Forty years ago this success could not be foreseen. The Oeko-Institut – like the Federal Environment Ministry – has its roots in the debate on nuclear power. It grew out of the opposition to construction of the Wyhl nuclear power plant in Breisgau. Within the anti-nuclear movement the opposition to Wyhl was something special, not only because it was ultimately successful. It was characterised by a clear strategy of non-violence and an unusually strong rootedness in the local community. Despite initial successes in court, it was apparent at that time that citizens’ initiatives had to deal with a closed defensive front of experts from government and industry. The founding declaration of the Oeko-Institut states that the institute wants to help citizens obtain scientific support for their campaigns by providing expert opinions and making specialists available.

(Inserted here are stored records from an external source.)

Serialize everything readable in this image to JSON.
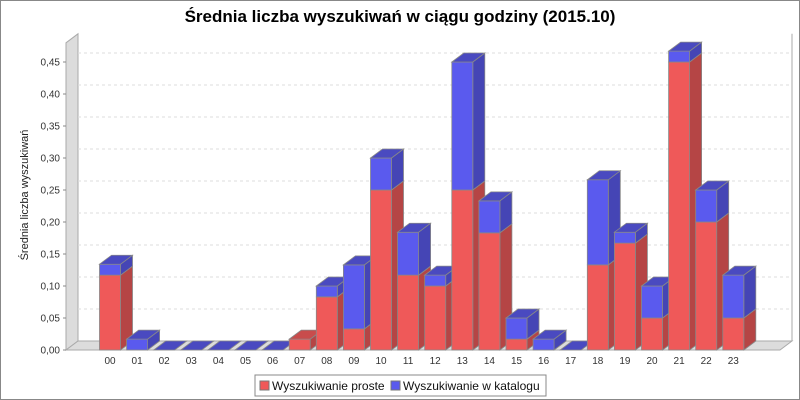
{
  "chart_data": {
    "type": "bar",
    "stacked": true,
    "three_d": true,
    "title": "Średnia liczba wyszukiwań w ciągu godziny (2015.10)",
    "xlabel": "",
    "ylabel": "Średnia liczba wyszukiwań",
    "ylim": [
      0,
      0.48
    ],
    "yticks": [
      "0,00",
      "0,05",
      "0,10",
      "0,15",
      "0,20",
      "0,25",
      "0,30",
      "0,35",
      "0,40",
      "0,45"
    ],
    "grid": true,
    "legend_position": "bottom",
    "categories": [
      "00",
      "01",
      "02",
      "03",
      "04",
      "05",
      "06",
      "07",
      "08",
      "09",
      "10",
      "11",
      "12",
      "13",
      "14",
      "15",
      "16",
      "17",
      "18",
      "19",
      "20",
      "21",
      "22",
      "23"
    ],
    "series": [
      {
        "name": "Wyszukiwanie proste",
        "color": "#ef5959",
        "values": [
          0.117,
          0,
          0,
          0,
          0,
          0,
          0,
          0.017,
          0.083,
          0.033,
          0.25,
          0.117,
          0.1,
          0.25,
          0.183,
          0.017,
          0,
          0,
          0.133,
          0.167,
          0.05,
          0.45,
          0.2,
          0.05
        ]
      },
      {
        "name": "Wyszukiwanie w katalogu",
        "color": "#5a5aee",
        "values": [
          0.017,
          0.017,
          0,
          0,
          0,
          0,
          0,
          0,
          0.017,
          0.1,
          0.05,
          0.067,
          0.017,
          0.2,
          0.05,
          0.033,
          0.017,
          0,
          0.133,
          0.017,
          0.05,
          0.017,
          0.05,
          0.067
        ]
      }
    ]
  }
}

Scientific counter-publicity for greater protection of the environment – that must have seemed starry-eyed to many people at that time. But it turned out to be a successful path, and not just in connection with the nuclear debate.
The site of the Wyhl nuclear power plant is now a nature conservation area; the phasing out of nuclear energy has been agreed. In March this year the German government submitted a draft of the revision of the law on selecting a site for the nuclear waste repository. That takes us a big step closer to the goal of ending a major political conflict that has kept our country in suspense for decades.
For us policy-makers, the Oeko-Institut will continue to provide critical support, including in connection with the other environmental issues that are crucial to our future, from climate change mitigation to sustainable consumption.